Perhaps what is most frustrating for business taxpayers is the inability to challenge a tax adjustment made by the Department unless it results in a tax increase in the current tax year. Current law does not permit business taxpayers to contest a tax adjustment if their tax liability is zero in the year of the adjustment. However, the Department's tax adjustment could result in a significant tax increase in future tax years, placing a business at a disadvantage from a planning and operations standpoint.
This unwieldy appeals process not only creates frustration for individuals and businesses, but also serves as an obstacle for further economic growth. A state's business tax climate is a major factor businesses consider when making a decision to expand or relocate, and Pennsylvania's time-consuming appeals process is a significant concern for many business owners.
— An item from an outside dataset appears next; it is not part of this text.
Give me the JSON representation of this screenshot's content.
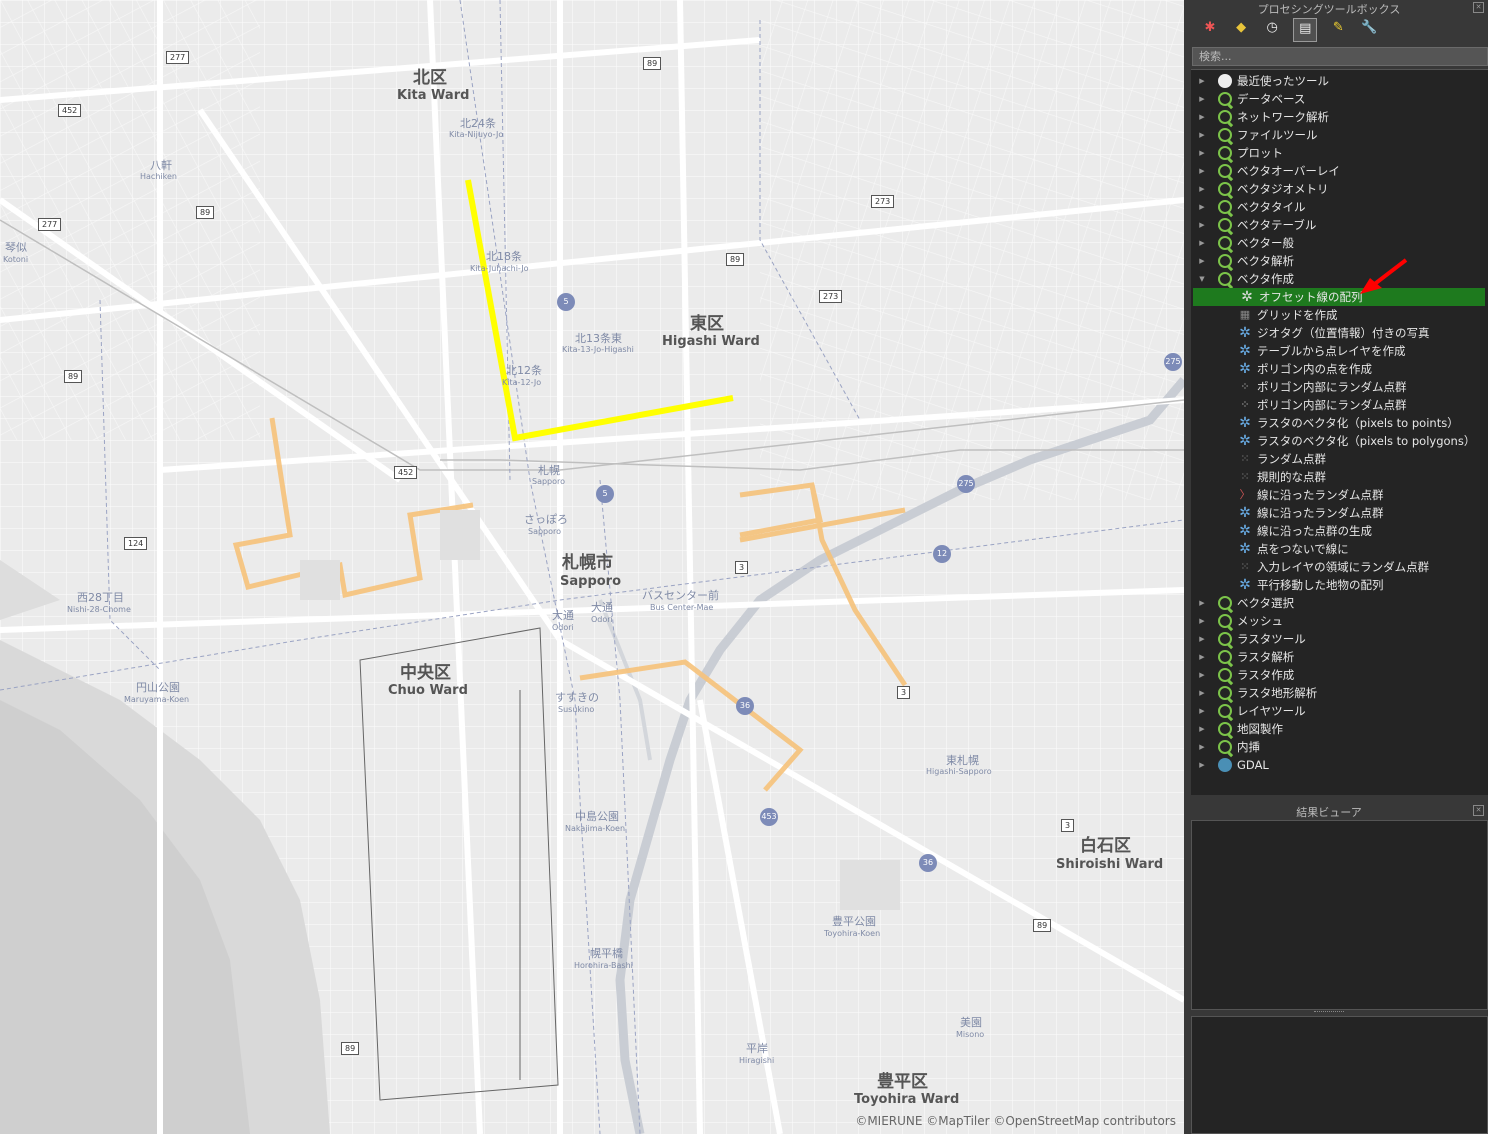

The Department of Revenue recently acknowledged these issues and began the process of addressing the problem. In November, the Department announced it would begin accepting requests for compromise of tax appeals. The new policy would allow petitioners to the Board of Appeals to propose a compromise prior to a final decision, potentially cutting weeks or months out of the appeals process for a successful petitioner. While this measure will help a limited number of taxpayers avoid the inefficient appeals process, it does not address the underlying difficulties that individuals and businesses face due to the complexities of the current system. This announcement was clearly a step in the right direction, but further action is needed to provide a process that is fair and efficient for all taxpayers.
Simplifying the tax appeals process could not only create greater fairness and efficiency for individual taxpayers, but also serve as a valuable economic development tool to foster business growth. In the coming weeks, I will introduce legislation to create a more customer-friendly and efficient tax appeals process to improve Pennsylvania's business climate.